Clicking on the URL takes the potential victim to a page impersonating a cancellation form from Apple, asking for sensitive information such as the type of the card owned by the user, the name of the bank that issued it, the number of the card, its expiration date and the CVV (card verification value) code.
Apart from this, personal details that include name, date of birth, billing address, city and postal code appear as mandatory in the fake form.
Armed with all this data, anyone could buy goods online in the name of the legitimate owner.

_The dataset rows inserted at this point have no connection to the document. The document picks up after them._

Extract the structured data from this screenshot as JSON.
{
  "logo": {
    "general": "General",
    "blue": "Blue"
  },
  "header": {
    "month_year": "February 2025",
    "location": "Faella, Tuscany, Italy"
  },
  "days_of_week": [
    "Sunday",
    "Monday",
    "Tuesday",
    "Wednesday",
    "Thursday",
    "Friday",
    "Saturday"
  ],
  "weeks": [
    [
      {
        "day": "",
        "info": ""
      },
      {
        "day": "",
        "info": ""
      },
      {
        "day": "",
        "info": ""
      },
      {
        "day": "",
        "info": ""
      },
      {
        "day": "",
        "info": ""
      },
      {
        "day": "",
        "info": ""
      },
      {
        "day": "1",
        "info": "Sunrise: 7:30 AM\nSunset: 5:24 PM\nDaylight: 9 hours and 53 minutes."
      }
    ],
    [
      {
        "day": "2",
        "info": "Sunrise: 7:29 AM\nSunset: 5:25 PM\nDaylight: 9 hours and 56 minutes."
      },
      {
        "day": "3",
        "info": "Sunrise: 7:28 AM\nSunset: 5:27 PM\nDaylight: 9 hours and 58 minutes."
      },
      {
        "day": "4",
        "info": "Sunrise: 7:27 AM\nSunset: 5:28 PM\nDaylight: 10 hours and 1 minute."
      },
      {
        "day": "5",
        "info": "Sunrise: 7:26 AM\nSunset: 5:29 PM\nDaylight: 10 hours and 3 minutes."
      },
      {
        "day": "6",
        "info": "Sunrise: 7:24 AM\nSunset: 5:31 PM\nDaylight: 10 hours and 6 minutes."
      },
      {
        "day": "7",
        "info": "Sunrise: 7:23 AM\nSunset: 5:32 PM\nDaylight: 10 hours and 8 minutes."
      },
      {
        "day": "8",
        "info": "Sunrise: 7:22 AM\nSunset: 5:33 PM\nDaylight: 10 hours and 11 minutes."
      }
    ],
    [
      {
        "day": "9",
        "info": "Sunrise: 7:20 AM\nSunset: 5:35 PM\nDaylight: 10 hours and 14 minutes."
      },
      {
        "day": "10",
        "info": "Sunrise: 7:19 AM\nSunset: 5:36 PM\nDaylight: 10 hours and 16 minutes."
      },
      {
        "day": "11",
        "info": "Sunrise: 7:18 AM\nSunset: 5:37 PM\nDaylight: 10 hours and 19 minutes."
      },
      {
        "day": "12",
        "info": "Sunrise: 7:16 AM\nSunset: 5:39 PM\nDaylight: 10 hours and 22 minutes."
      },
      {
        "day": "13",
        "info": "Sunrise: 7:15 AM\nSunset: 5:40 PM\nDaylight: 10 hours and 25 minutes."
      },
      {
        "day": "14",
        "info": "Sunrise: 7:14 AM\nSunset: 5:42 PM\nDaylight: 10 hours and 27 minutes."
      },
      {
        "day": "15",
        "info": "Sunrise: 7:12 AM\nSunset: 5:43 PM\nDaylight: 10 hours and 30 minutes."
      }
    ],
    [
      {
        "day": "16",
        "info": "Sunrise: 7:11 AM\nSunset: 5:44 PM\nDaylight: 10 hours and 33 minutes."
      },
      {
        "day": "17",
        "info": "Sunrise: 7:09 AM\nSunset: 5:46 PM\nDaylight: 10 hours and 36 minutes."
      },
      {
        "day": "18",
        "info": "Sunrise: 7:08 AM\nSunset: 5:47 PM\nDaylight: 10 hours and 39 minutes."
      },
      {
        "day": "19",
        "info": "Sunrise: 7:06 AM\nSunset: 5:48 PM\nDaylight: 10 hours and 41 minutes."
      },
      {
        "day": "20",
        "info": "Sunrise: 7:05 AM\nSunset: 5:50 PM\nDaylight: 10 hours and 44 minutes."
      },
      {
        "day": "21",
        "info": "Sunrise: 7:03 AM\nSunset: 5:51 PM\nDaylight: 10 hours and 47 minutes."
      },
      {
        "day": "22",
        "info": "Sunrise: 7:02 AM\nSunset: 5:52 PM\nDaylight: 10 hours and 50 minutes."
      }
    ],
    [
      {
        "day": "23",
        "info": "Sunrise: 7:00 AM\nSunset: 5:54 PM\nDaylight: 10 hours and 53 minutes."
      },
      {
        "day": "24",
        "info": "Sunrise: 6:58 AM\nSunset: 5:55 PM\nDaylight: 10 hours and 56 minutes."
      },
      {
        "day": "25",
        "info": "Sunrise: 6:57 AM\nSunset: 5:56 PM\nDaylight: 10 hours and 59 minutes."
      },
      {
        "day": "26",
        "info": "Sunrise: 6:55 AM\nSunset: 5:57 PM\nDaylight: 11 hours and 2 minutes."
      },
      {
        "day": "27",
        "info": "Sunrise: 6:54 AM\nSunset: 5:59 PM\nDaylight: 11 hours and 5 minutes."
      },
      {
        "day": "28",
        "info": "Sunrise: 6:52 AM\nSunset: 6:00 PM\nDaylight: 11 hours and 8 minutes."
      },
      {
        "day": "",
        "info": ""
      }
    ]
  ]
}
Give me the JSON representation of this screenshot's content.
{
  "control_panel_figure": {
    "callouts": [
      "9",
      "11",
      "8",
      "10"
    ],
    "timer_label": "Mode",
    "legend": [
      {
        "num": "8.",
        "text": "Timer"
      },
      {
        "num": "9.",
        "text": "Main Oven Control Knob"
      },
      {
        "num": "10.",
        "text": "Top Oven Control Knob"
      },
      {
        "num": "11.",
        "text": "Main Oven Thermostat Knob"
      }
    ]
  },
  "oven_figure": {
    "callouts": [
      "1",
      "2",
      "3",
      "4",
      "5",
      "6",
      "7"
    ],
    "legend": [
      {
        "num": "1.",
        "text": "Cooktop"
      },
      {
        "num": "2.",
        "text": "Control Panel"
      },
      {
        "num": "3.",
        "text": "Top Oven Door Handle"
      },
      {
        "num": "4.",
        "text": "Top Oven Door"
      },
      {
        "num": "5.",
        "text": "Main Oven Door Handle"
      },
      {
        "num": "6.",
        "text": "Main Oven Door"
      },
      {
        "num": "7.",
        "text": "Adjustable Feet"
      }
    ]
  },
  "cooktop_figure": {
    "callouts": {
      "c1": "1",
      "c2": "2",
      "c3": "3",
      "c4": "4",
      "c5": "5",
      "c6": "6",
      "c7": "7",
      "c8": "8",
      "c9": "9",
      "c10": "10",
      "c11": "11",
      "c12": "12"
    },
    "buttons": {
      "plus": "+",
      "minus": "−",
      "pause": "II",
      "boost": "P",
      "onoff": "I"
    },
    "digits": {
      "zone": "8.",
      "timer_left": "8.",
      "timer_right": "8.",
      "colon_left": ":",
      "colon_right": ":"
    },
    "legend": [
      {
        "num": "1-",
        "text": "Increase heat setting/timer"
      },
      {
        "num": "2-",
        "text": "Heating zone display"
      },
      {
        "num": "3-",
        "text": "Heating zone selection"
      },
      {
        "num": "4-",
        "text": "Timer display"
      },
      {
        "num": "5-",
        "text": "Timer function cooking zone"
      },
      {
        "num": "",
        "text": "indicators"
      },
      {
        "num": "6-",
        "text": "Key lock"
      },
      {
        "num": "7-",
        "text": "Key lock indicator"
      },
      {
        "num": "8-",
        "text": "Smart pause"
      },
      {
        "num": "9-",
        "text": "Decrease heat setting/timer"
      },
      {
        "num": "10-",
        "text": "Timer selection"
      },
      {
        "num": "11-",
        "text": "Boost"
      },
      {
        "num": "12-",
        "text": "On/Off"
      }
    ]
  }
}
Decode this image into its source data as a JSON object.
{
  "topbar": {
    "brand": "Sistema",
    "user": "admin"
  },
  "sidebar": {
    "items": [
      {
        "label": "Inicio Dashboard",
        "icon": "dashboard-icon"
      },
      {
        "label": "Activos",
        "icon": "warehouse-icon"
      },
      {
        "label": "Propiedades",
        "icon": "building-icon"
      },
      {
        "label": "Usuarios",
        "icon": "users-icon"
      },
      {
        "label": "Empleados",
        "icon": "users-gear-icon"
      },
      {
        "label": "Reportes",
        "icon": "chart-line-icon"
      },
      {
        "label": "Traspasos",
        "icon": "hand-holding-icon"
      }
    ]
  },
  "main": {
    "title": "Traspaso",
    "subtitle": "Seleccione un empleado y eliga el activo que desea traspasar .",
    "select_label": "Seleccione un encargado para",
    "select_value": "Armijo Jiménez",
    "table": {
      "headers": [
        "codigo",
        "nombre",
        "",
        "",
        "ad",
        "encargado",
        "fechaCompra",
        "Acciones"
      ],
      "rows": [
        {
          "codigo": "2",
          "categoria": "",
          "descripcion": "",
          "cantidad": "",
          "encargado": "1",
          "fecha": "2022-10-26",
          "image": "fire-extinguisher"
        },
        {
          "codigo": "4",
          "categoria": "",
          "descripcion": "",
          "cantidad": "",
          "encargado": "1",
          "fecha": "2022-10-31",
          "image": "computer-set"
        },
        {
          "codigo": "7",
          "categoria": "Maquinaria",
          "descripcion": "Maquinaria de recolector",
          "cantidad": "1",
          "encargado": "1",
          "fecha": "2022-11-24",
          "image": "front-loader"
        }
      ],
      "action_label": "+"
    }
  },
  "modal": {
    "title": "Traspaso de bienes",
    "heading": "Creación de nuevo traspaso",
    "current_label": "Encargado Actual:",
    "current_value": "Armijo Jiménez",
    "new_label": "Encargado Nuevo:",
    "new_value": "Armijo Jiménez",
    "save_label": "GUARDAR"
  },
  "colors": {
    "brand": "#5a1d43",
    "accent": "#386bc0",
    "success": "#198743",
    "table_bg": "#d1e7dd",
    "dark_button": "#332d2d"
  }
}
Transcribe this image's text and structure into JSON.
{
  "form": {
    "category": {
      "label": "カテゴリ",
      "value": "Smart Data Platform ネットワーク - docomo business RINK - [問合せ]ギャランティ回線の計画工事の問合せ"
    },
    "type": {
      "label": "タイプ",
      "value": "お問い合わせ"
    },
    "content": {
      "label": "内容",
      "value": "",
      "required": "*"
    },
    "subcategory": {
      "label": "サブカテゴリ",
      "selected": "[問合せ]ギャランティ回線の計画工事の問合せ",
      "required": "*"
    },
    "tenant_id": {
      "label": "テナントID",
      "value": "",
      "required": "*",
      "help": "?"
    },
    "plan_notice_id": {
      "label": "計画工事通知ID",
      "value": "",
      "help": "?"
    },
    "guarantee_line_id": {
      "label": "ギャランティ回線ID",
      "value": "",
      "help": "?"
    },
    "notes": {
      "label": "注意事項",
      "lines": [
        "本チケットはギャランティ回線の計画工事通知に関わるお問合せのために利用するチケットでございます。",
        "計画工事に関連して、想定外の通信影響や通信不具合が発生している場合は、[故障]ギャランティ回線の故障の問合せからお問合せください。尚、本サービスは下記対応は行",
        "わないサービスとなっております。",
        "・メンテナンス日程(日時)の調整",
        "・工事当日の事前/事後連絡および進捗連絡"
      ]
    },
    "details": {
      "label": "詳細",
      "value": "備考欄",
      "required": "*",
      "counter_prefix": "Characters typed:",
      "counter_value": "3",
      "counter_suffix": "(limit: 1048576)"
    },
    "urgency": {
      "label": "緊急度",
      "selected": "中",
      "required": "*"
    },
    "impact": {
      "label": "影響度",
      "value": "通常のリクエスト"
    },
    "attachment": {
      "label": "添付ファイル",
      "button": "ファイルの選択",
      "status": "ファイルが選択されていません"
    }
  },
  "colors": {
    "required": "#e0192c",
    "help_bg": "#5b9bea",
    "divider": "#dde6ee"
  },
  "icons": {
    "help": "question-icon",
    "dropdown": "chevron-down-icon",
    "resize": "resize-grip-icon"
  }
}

The items are later converted into cash at a fraction of their original value.
Crooks have more lucrative opportunities towards the end of the year
Cybercriminals know too well that the end of the year is the perfect time to set up this type of traps, as plenty of panicked users would rush into stopping the alleged transaction from occurring.
They have learned to be more efficient; by acting during this time of the year it is less likely that the victim notices a fraudulent transaction soon enough, given that the holiday season is also when most shopping is done in a year.
Moreover, some of the banks are also on holiday and may not offer the same promptness as usual, which makes reporting the theft more difficult, unless other organizations are ready to receive the complaint.
Any suspicious email should be treated accordingly and users should refrain from complying with its requests. If a link is provided, it is important to check its address in the web browser in order to make sure that it matches the details in the message.
In the case of sensitive information, all reputable vendors, in particular established online services such as Apple’s, deliver the data via encrypted communication. If the HTTPS sign (green lock) is not available in the address bar, the page is most likely part of a scam.